All this attention being give to Rio de Janeiro because of the Olympics made me want to visit ‘Rio I Love You,’ a movie I have been meaning to see for the longest time. The film is the third in the Cities Of Love series, after Paris and New York. Ten filmmakers have contributed shorts all centered around love in this city by the sea, and it looks like most of them have chosen to focus on the great things about Rio – the beautiful people, the lush greenery, the picturesque Sugarloaf Mountain, Christ the Redemptor. There are some I liked a lot: Jose Padilha’s contribution, with Ryan Kwanten as an Australian actor who climbs the Sugarloaf Mountain with his appointed driver (And this has a gay twist at the end) Guillermo Arriaga does one about a one-armed boxer that’s full of grit and heart. Nadine Labaki has a cute contribution about a little boy waiting by a pay phone for a al from jesus – and Harvey Keitel shows his soft side on that one. Koren Director Im has oen abotu prostitute vampires that seems out of place with the scenery, and Paolo Sorrentino’s mean-spirited one about a couple at the beach just read slight. All in all, though I wished the collection was more varied. I would have liked a contemporary piece abour how corrupted the government is, or a glimpse of life in the favela slums. But perhaps that is not the point of this collection, which I am guessing served as a promotional tie in with the Olympics.

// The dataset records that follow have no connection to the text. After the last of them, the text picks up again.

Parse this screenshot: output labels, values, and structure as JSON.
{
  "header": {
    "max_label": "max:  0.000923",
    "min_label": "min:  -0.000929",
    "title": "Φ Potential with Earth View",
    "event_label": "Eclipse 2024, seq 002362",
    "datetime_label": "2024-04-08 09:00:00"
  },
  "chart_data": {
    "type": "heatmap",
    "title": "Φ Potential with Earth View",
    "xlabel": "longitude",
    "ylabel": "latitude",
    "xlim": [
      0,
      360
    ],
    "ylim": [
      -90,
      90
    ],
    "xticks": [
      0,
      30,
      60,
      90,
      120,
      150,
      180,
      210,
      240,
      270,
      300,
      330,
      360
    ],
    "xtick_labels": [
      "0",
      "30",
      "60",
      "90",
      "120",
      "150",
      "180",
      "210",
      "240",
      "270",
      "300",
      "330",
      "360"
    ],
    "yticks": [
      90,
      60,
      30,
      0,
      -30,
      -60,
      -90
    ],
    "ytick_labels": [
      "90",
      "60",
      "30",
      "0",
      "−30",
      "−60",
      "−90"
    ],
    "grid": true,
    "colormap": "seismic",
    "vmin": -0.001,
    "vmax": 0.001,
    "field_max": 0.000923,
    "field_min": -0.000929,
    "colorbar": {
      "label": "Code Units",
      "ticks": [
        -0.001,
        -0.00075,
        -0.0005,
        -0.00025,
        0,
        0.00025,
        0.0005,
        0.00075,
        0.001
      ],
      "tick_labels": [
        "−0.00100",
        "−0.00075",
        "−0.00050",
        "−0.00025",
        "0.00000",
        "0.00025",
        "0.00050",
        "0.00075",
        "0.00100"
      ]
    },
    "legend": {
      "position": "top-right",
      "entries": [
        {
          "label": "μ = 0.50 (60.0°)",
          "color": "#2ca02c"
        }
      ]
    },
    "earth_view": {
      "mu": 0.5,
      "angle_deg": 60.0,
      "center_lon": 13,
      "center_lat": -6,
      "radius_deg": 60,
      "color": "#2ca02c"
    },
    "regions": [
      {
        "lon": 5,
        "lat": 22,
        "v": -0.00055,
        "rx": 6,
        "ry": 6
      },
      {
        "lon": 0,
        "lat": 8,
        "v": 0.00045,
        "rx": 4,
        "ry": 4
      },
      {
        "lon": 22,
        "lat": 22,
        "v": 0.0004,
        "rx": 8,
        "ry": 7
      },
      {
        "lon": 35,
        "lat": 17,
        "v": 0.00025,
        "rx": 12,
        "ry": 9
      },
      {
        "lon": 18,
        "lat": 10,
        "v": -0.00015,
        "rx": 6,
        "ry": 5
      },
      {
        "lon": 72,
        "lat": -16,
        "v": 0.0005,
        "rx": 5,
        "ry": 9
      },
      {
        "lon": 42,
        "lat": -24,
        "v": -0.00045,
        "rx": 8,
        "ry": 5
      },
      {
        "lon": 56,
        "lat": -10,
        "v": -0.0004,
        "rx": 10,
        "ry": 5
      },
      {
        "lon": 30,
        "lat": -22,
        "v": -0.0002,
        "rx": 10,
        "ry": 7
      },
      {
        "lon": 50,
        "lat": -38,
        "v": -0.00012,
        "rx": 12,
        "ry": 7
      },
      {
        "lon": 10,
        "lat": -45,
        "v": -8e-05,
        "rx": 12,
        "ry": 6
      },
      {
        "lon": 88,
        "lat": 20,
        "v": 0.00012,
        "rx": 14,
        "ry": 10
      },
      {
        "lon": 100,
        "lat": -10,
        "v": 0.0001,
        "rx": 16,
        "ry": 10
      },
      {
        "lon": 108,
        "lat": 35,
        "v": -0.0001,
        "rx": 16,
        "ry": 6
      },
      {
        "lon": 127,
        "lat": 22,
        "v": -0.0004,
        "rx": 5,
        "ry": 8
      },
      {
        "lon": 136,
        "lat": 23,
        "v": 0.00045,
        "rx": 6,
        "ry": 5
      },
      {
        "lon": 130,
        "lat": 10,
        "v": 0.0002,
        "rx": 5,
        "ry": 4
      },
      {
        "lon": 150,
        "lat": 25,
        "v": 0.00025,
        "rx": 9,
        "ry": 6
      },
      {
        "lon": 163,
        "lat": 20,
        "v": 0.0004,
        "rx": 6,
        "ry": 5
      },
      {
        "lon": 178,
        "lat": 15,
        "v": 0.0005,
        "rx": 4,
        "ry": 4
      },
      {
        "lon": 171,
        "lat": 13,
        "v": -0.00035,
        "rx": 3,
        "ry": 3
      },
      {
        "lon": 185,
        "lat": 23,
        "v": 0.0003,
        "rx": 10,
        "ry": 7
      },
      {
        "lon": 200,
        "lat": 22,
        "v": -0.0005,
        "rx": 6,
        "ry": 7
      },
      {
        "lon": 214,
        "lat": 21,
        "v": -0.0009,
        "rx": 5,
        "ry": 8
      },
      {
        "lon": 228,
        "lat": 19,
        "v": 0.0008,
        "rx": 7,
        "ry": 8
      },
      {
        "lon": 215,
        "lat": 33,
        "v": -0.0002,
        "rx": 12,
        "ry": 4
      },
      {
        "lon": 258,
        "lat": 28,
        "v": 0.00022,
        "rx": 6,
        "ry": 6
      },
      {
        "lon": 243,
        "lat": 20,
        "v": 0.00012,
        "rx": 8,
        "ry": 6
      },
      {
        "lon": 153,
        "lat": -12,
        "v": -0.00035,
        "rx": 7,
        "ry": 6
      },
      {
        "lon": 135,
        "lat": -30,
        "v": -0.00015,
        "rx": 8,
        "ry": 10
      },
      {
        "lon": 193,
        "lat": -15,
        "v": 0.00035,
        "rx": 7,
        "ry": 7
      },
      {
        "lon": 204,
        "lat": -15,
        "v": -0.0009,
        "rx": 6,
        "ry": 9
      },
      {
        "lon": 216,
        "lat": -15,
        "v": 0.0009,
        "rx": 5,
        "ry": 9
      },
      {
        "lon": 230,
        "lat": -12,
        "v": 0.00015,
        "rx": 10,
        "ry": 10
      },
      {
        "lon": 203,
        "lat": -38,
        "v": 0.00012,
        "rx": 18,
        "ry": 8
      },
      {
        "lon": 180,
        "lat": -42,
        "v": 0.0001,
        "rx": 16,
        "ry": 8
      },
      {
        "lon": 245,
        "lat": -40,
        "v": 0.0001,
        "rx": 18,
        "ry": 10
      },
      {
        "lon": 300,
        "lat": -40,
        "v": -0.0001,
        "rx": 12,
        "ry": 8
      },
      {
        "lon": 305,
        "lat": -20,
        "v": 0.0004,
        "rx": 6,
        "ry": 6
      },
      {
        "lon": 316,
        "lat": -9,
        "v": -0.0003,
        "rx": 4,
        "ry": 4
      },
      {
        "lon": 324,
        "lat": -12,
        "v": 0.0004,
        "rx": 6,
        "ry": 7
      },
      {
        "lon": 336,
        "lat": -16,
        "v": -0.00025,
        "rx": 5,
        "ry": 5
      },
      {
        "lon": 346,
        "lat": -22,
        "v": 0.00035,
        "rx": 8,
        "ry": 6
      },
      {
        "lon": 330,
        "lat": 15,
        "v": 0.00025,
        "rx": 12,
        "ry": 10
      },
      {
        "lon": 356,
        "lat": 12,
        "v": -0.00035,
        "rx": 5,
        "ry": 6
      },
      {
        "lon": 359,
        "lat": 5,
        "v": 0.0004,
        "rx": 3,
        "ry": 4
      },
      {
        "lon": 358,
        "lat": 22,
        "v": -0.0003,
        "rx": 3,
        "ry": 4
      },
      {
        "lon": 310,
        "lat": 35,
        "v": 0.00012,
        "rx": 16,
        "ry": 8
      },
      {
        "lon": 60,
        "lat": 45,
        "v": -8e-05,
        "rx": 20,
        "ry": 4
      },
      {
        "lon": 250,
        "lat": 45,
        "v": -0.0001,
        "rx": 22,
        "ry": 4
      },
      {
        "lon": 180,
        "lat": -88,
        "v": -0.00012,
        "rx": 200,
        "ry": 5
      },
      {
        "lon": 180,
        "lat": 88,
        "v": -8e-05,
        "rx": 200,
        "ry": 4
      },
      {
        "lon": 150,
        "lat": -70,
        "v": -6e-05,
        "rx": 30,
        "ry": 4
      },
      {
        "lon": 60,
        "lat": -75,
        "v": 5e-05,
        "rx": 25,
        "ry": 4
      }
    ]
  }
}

For National Coming Out Day, I wanted to write about a movie that is in lien with today’s message. Do Lado De Fora (Boys In Brasil) is a movie from Brasil directed by Alexandre Carvalho, and is the story of four gay men coming to terms with coming out. The movie is book ended by the Sao Paulo Gay Pride Parade, one of the biggest in the world. (The last one had more than five million people in attendance) A group of friends make a pact that by the next pride parade, they would all be out. But of course there are complications. Vicente (Marcello Airoldi) needs to come out at work, as he is pretending he is married to a woman. Roger (Andre Bankoff) is married with a son, and he also finds out his wife is pregnant. Mauro (Luis Vaz) has over religious parents, and wants to be a drag queen. All these complications come to a head, and the story telling is a bit on the lazy side, but I don’t think one is meant to take this film too seriously. (The abrupt reaction of Mauro’s parents in the end is a bit jarring after all the conflict build up) And in this day and age, it seems somewhat dated, though one must take into consideration how Brasil is still a conservative and religious country. But it has a good message: Come Out, Come Out, Come Out, and I hope it inspired some Brasilians to do so.